In those coaches, Thompson explained, he already sees his future.
“At the age of 35 I hope to see myself in player development,” he said. “At the age of 45 I hope to see myself as Deland McCullough. At the age of 50, I hope to see myself as coach [Eric Bieniemy]. I can see myself growing there and they’re going to push me to grow not only as a football player, but as a man. Once I seen that, it really blew me away just how much I related to those guys and how much we had that connection. Me and coach [Bieniemy] for example, he’s got the same chip on his shoulder that I do. We both stand 5-7, 5-8, 200 pounds. coach [Bieniemy] went in the second round, ended up playing 10 years in the league and always carried that chip on his shoulder. That’s the way he coaches.”
Asked for a player comparison for Thompson, Veach chose Titans running back Dion Lewis.
“[Thompson] might be a little more stout than Dion, but both guys are tough runners for their size and even though they’re small, they can do a lot of different things and again, surprisingly very good in between the tackles,” Veach said. “A lot of times these small guys are super fast—you know you can’t really bang them in there too much because you’re worried about durability, you’re worried about those guys getting hurt.
“When you guys see him, if you get a chance on the Internet or the Twitter pages, you can see some of the stuff he does in the weight room and the way he trains. He’s a little fireplug. He is really strong for a small guy.”
OL Nick Allegretti
The Chiefs used their final pick in the draft (No. 216) on interior offensive lineman Nick Allegretti, who Veach spoke rather highly about.
“Nick Allegretti is a guy that we think has a really good shot here to not only make the team but potentially fight for some playing time,” Veach said. “[He was a] guard at Illinois and then he had a chance to go to the East-West [Shrine] Game and he actually played guard and center there and his center tape was really what kind of what caught our eye. You guys know how we feel about guys that have versatility. This was a guy who played guard in the Big Ten, did a really good job, goes to the East-West game, plays guard, plays a little center, then all of a sudden, you’re watching the East-West game, you watch him log game snaps at center, and he looked really good at doing that and that got us really excited. I think he’s a 42 Wonderlic, so you know that he’ll be able to come in here and catch on really quick.”
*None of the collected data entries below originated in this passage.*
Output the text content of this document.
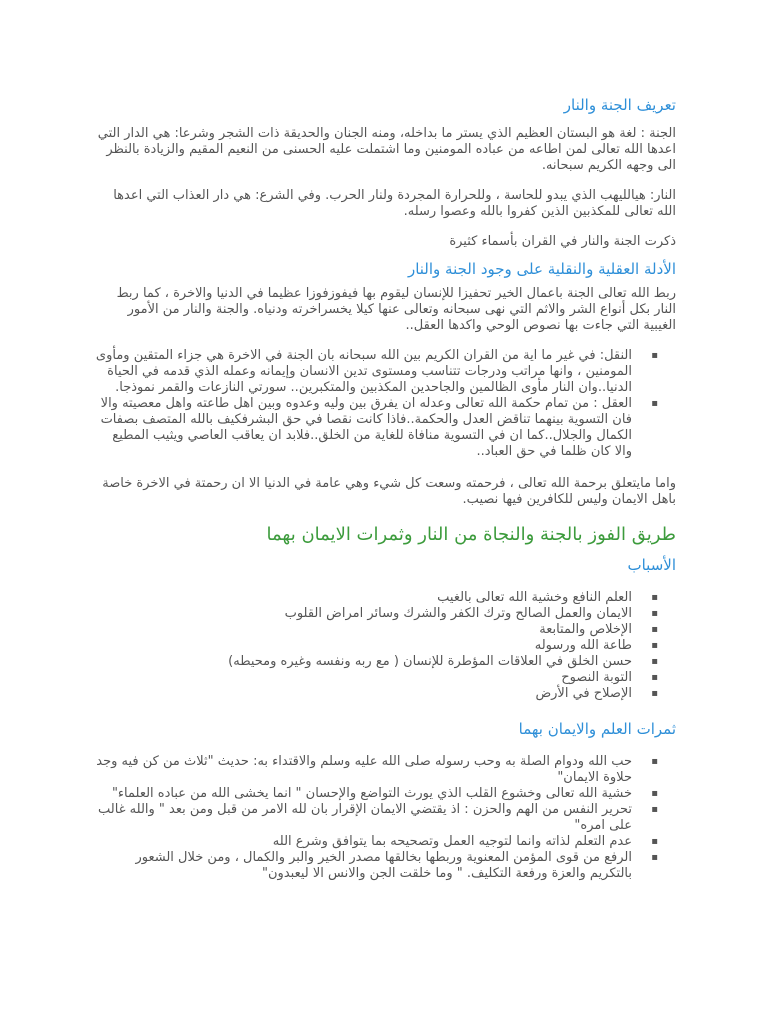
تعريف الجنة والنار

الجنة : لغة هو البستان العظيم الذي يستر ما بداخله، ومنه الجنان والحديقة ذات الشجر وشرعا: هي الدار التي اعدها الله تعالى لمن اطاعه من عباده المومنين وما اشتملت عليه الحسنى من النعيم المقيم والزيادة بالنظر الى وجهه الكريم سبحانه.

النار: هيالليهب الذي يبدو للحاسة ، وللحرارة المجردة ولنار الحرب. وفي الشرع: هي دار العذاب التي اعدها الله تعالى للمكذبين الذين كفروا بالله وعصوا رسله.

ذكرت الجنة والنار في القران بأسماء كثيرة

الأدلة العقلية والنقلية على وجود الجنة والنار

ربط الله تعالى الجنة باعمال الخير تحفيزا للإنسان ليقوم بها فيفوزفوزا عظيما في الدنيا والاخرة ، كما ربط النار بكل أنواع الشر والاثم التي نهى سبحانه وتعالى عنها كيلا يخسراخرته ودنياه. والجنة والنار من الأمور الغيبية التي جاءت بها نصوص الوحي واكدها العقل..

▪ النقل: في غير ما اية من القران الكريم بين الله سبحانه بان الجنة في الاخرة هي جزاء المتقين ومأوى المومنين ، وانها مراتب ودرجات تتناسب ومستوى تدين الانسان وإيمانه وعمله الذي قدمه في الحياة الدنيا..وان النار مأوى الظالمين والجاحدين المكذبين والمتكبرين.. سورتي النازعات والقمر نموذجا.
▪ العقل : من تمام حكمة الله تعالى وعدله ان يفرق بين وليه وعدوه وبين اهل طاعته واهل معصيته والا فان التسوية بينهما تناقض العدل والحكمة..فاذا كانت نقصا في حق البشرفكيف بالله المتصف بصفات الكمال والجلال..كما ان في التسوية منافاة للغاية من الخلق..فلابد ان يعاقب العاصي ويثيب المطيع والا كان ظلما في حق العباد..

واما مايتعلق برحمة الله تعالى ، فرحمته وسعت كل شيء وهي عامة في الدنيا الا ان رحمتة في الاخرة خاصة باهل الايمان وليس للكافرين فيها نصيب.

طريق الفوز بالجنة والنجاة من النار وثمرات الايمان بهما
الأسباب
▪ العلم النافع وخشية الله تعالى بالغيب
▪ الايمان والعمل الصالح وترك الكفر والشرك وسائر امراض القلوب
▪ الإخلاص والمتابعة
▪ طاعة الله ورسوله
▪ حسن الخلق في العلاقات المؤطرة للإنسان ( مع ربه ونفسه وغيره ومحيطه)
▪ التوبة النصوح
▪ الإصلاح في الأرض
ثمرات العلم والايمان بهما
▪ حب الله ودوام الصلة به وحب رسوله صلى الله عليه وسلم والاقتداء به: حديث "ثلاث من كن فيه وجد حلاوة الايمان"
▪ خشية الله تعالى وخشوع القلب الذي يورث التواضع والإحسان " انما يخشى الله من عباده العلماء"
▪ تحرير النفس من الهم والحزن : اذ يقتضي الايمان الإقرار بان لله الامر من قبل ومن بعد " والله غالب على امره"
▪ عدم التعلم لذاته وانما لتوجيه العمل وتصحيحه بما يتوافق وشرع الله
▪ الرفع من قوى المؤمن المعنوية وربطها بخالقها مصدر الخير والبر والكمال ، ومن خلال الشعور بالتكريم والعزة ورفعة التكليف. " وما خلقت الجن والانس الا ليعبدون"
Chiefs head coach Andy Reid has said continually over the years that he goes with his “five best” offensive linemen, meaning the door is wide open for a player like Allegretti.
“His best tape was at guard because he’s just a big, physical, mauler-type guy,” area scout Terry Delp said. “He’s really fun to watch, he gets after it, plays football hard. But he is athletic enough and versatile enough, you saw it in the East-West [Shrine Game] to play center and he did a really good job at it. He played a little heavier during the year, so guard looked better and he lost some weight for the all-star game and looked really good at center. Definitely looking at a two-position guy in the NFL.”
The Chiefs started Eric Fisher, Cam Erving, Mitch Morse, Andrew Wylie and Mitch Schwartz from left to right along the offensive line in the AFC title game against the New England Patriots. Morse signed with the Buffalo Bills during free agency, opening up the center position for Austin Reiter, but it sounds like Allegretti could compete with Reiter for that role.
Another option is at guard, though Laurent Duvernay-Tardif (fibula) should be back and 100 percent healthy. If Duvernay-Tardif slides back into his starting right guard position, does Wylie go to left guard? How do Kahlil McKenzie and Ryan Hunter factor in?
Fisher and Schwartz are locks at the tackle positions, but the interior offensive line positions, especially left guard and center, sound like destinations to watch for Allegretti.
“I’ll say this—I don’t usually get excited watching linemen,” Delp added, “but he was exciting to watch because he just gets after people. He will throw people around, he’s got a nasty edge, strong, really patient, under control, smart player. He’s fun to watch and he’s an offensive lineman.”